What is Rainwater Harvesting? Rain Water Harvesting System in India

In ancient India, along with the sophisticated hydraulic structures, there existed an extraordinary tradition of a rainwater harvesting system. People had in-depth knowledge of rainfall regimes and soil types and developed wide-ranging techniques to harvest rainwater, groundwater, river water, and floodwater in keeping with the local ecological conditions and their water needs. In hill and mountainous regions, people built diversion channels like the ‘guls’ or ‘kuls’ of the Western Himalayas for agriculture.

‘Rooftop rainwater harvesting was commonly practiced to store drinking water, particularly in Rajasthan. In the flood plains of Bengal, people developed inundation channels to irrigate their fields. In arid and semi-arid regions, agricultural fields were converted into rain-fed storage structures that allowed the water to stand and moisten the soil like the ‘khadins’ in Jaisalmer and ‘Johads’ in other parts of Rajasthan

In the semi-arid and arid regions of Rajasthan, particularly in Bikaner, Phalodi and Barmer, almost all the houses traditionally had underground tanks or tankas for storing drinking water. The tanks could be as large as a big room; one household in Phalodi had a tank that was 6.1 meters deep, 4.27 meters long and 2.44 meters wide.

The tankas were part of the well-developed rooftop rainwater harvesting system and were built inside the main house or the courtyard. They were connected to the sloping roofs of the houses through a pipe. Rain falling on the rooftops would travel down the pipe and be stored in these underground
‘tankas’. The first spell of rain was usually not collected as this would clean the roofs and the pipes.
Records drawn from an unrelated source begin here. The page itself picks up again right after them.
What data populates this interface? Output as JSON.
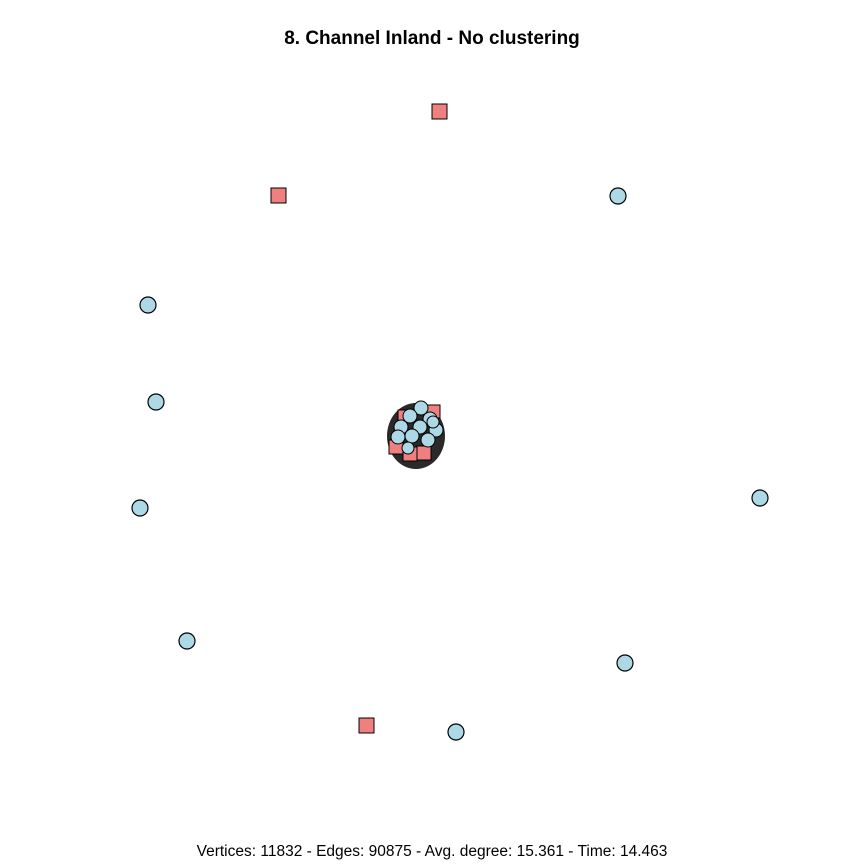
{
  "title": "8. Channel Inland - No clustering",
  "footer": "Vertices: 11832 - Edges: 90875 - Avg. degree: 15.361 - Time: 14.463",
  "legend": {
    "circle_color": "#add8e6",
    "square_color": "#f08080",
    "stroke_color": "#000000"
  }
}
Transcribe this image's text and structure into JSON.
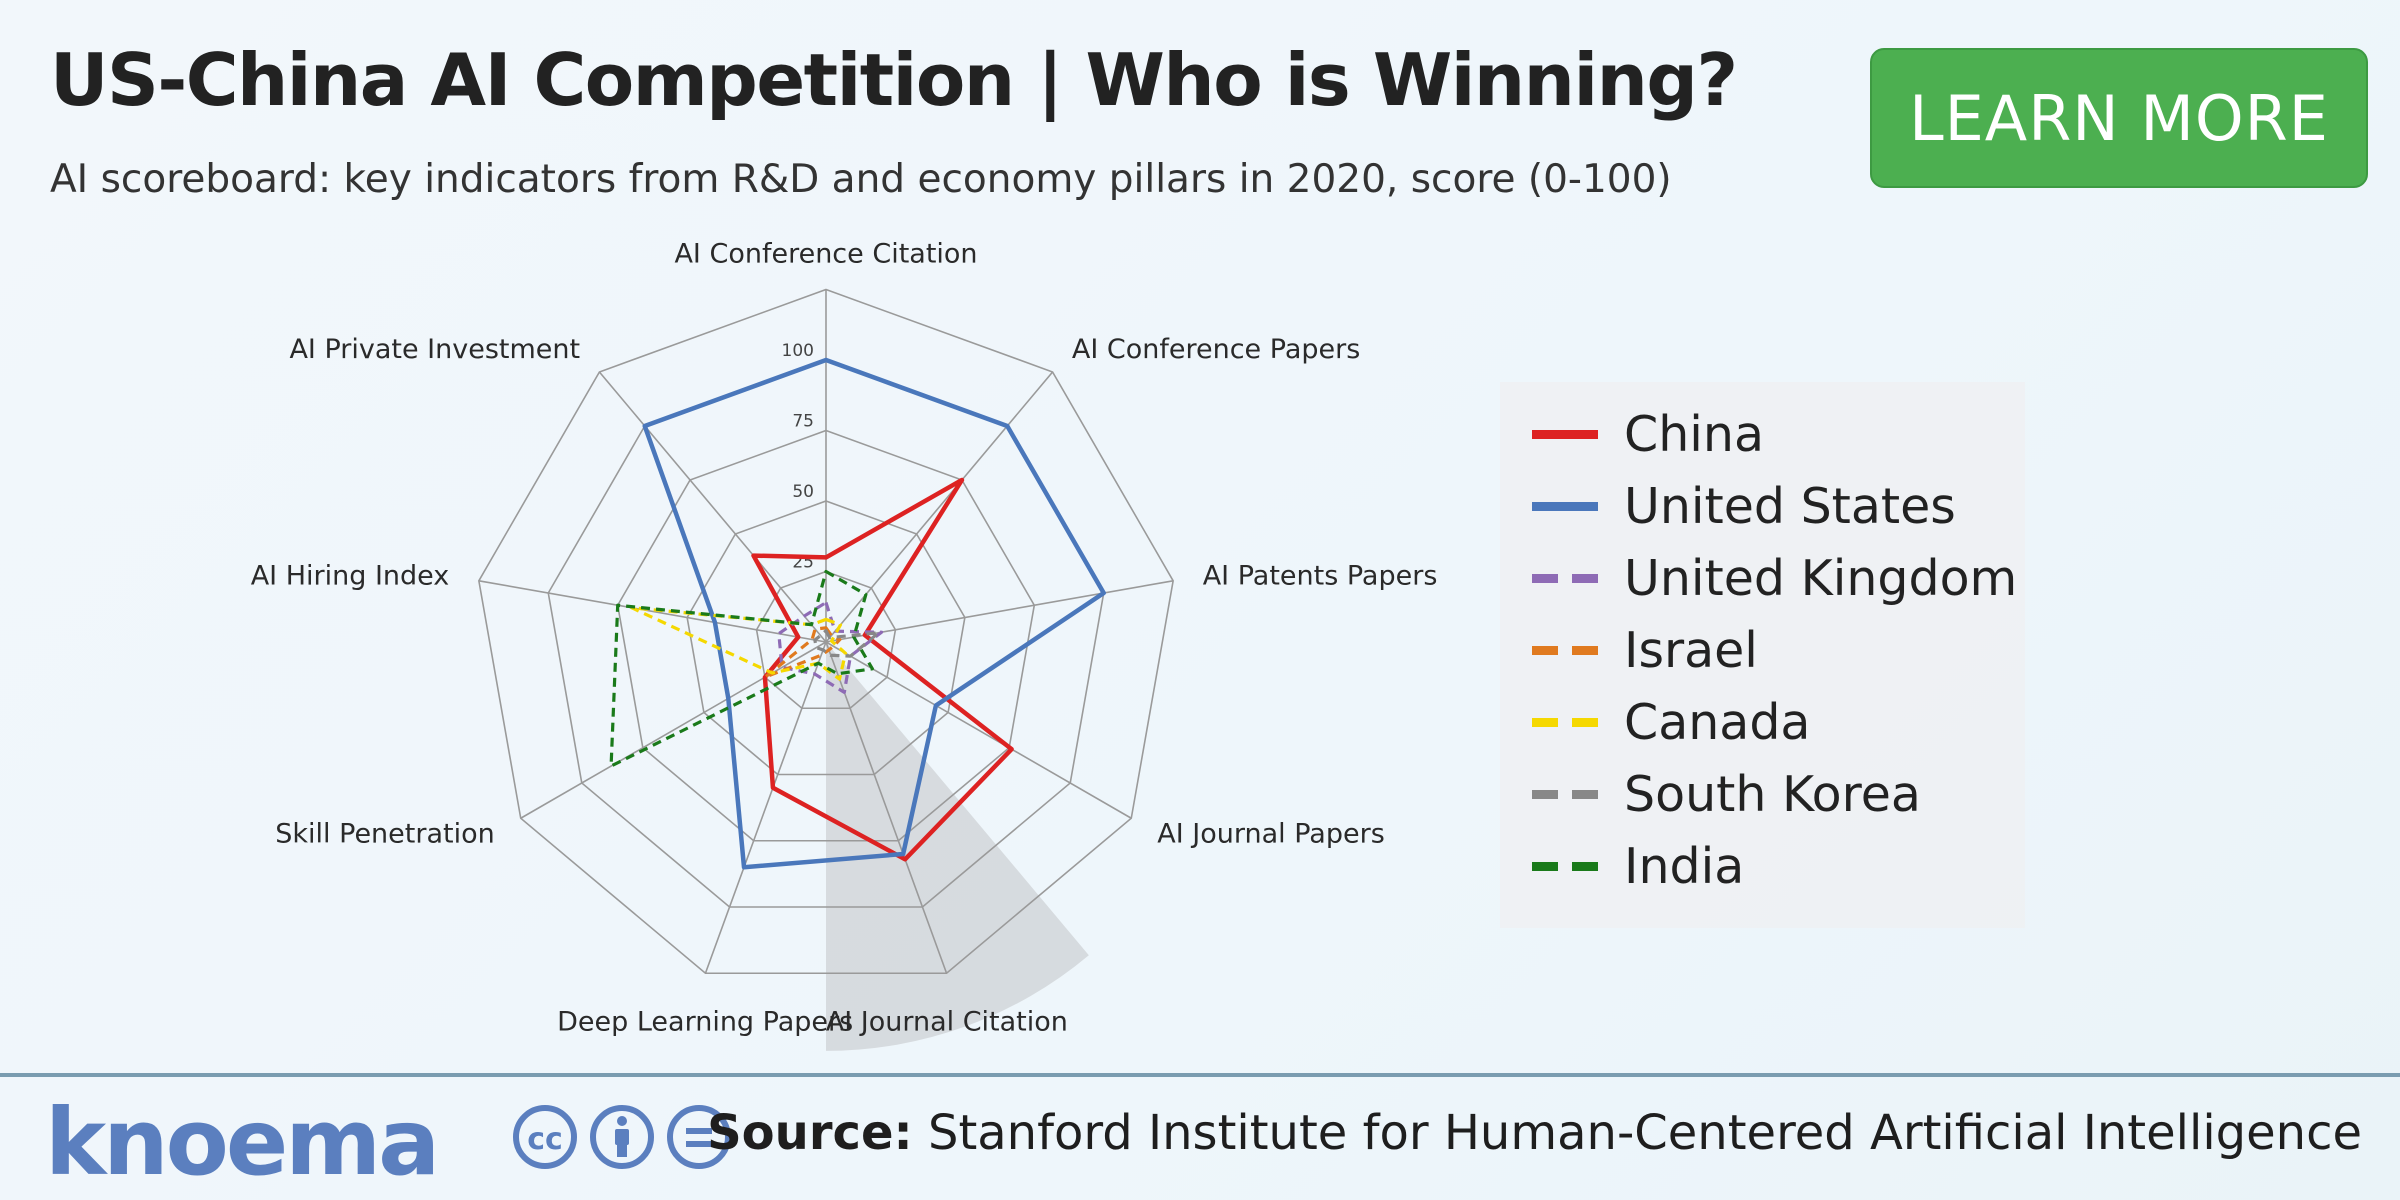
{
  "header": {
    "title": "US-China AI Competition | Who is Winning?",
    "subtitle": "AI scoreboard: key indicators from R&D and economy pillars in 2020, score (0-100)",
    "learn_more": "LEARN MORE"
  },
  "chart_data": {
    "type": "radar",
    "axes": [
      "AI Conference Citation",
      "AI Conference Papers",
      "AI Patents Papers",
      "AI Journal Papers",
      "AI Journal Citation",
      "Deep Learning Papers",
      "Skill Penetration",
      "AI Hiring Index",
      "AI Private Investment"
    ],
    "rlim": [
      0,
      100
    ],
    "radial_ticks": [
      25,
      50,
      75,
      100
    ],
    "series": [
      {
        "name": "China",
        "color": "#dd2222",
        "dash": "solid",
        "values": [
          30,
          75,
          14,
          76,
          82,
          55,
          25,
          10,
          40
        ]
      },
      {
        "name": "United States",
        "color": "#4a77bb",
        "dash": "solid",
        "values": [
          100,
          100,
          100,
          45,
          80,
          85,
          40,
          40,
          100
        ]
      },
      {
        "name": "United Kingdom",
        "color": "#8e6bb5",
        "dash": "dashed",
        "values": [
          14,
          5,
          20,
          10,
          19,
          12,
          18,
          17,
          12
        ]
      },
      {
        "name": "Israel",
        "color": "#e07a1f",
        "dash": "dashed",
        "values": [
          5,
          3,
          5,
          3,
          3,
          5,
          25,
          5,
          6
        ]
      },
      {
        "name": "Canada",
        "color": "#f5d800",
        "dash": "dashed",
        "values": [
          8,
          8,
          2,
          8,
          14,
          8,
          22,
          70,
          8
        ]
      },
      {
        "name": "South Korea",
        "color": "#888888",
        "dash": "dashed",
        "values": [
          4,
          2,
          19,
          10,
          5,
          3,
          4,
          4,
          3
        ]
      },
      {
        "name": "India",
        "color": "#1a7a1a",
        "dash": "dashed",
        "values": [
          25,
          22,
          10,
          19,
          12,
          8,
          88,
          75,
          8
        ]
      }
    ],
    "legend_position": "right",
    "grid": true,
    "highlight_sector": "AI Journal Citation"
  },
  "footer": {
    "logo": "knoema",
    "source_label": "Source:",
    "source_text": "Stanford Institute for Human-Centered Artificial Intelligence",
    "license_icons": [
      "cc",
      "by",
      "nd"
    ]
  }
}
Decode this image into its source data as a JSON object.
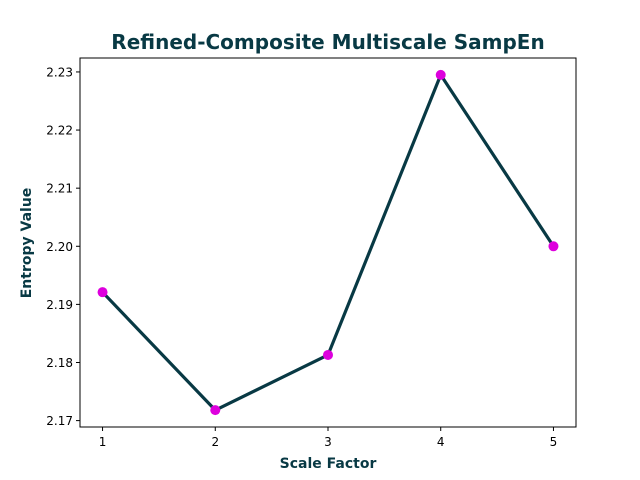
{
  "chart_data": {
    "type": "line",
    "title": "Refined-Composite Multiscale SampEn",
    "xlabel": "Scale Factor",
    "ylabel": "Entropy Value",
    "x": [
      1,
      2,
      3,
      4,
      5
    ],
    "series": [
      {
        "values": [
          2.1921,
          2.1718,
          2.1813,
          2.2295,
          2.2
        ]
      }
    ],
    "xticks": [
      "1",
      "2",
      "3",
      "4",
      "5"
    ],
    "yticks": [
      "2.17",
      "2.18",
      "2.19",
      "2.20",
      "2.21",
      "2.22",
      "2.23"
    ],
    "ytick_values": [
      2.17,
      2.18,
      2.19,
      2.2,
      2.21,
      2.22,
      2.23
    ],
    "xlim": [
      0.8,
      5.2
    ],
    "ylim": [
      2.1689,
      2.2324
    ],
    "grid": false,
    "colors": {
      "line": "#083944",
      "marker": "#dd00dd",
      "text": "#083944"
    }
  }
}
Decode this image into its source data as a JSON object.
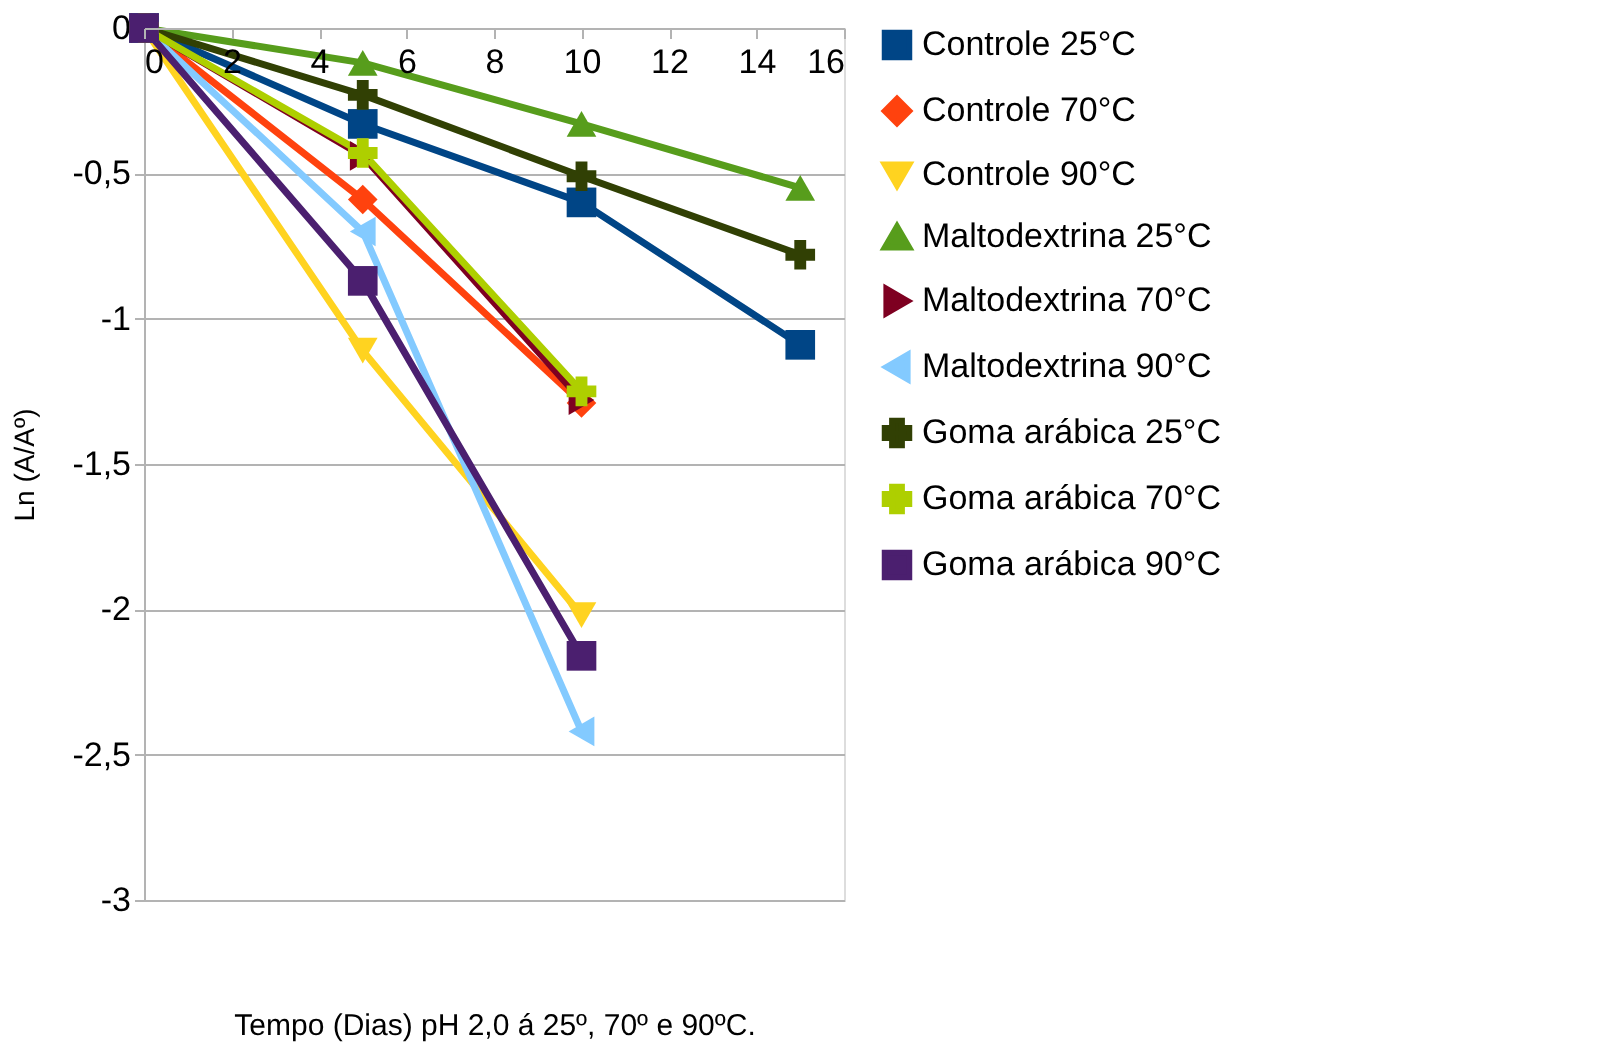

The rainwater from the subsequent showers was then collected. The rainwater can be stored in the tanks till the next rainfall making it an extremely reliable source of drinking water when all other sources are dried up, particularly in the summers. Rainwater, or palar pani, as commonly referred to in these parts, is considered the purest form of natural water. Many houses constructed underground rooms adjoining the ‘tanka’ to beat the summer heat as it would keep the room cool.

Today, in western Rajasthan, sadly the practice of rooftop rainwater harvesting is on the decline as plenty of water is available due to the perennial Rajasthan Canal, though some houses still maintain the tankas since they do not like the taste of tap water. Fortunately, in many parts of rural and urban India, rooftop rainwater harvesting is being successfully adapted to store and conserve water.

In Gendathur, a remote backward village in Mysore, Karnataka, villagers have installed, in their household’s rooftop, rainwater harvesting system to meet their water needs. Nearly 200 households have installed this system and the village has earned the rare distinction of being rich in rainwater. Rainwater harvesting system which is adapted here.

Gendathur receives annual precipitation of 1,000 mm, and with 80 percent of collection efficiency and of about 10 fillings, every house can collect and use about 50,000 liters of water annually. From the 20 houses, the net amount of rainwater harvested annually amounts to 1,00,000 liters.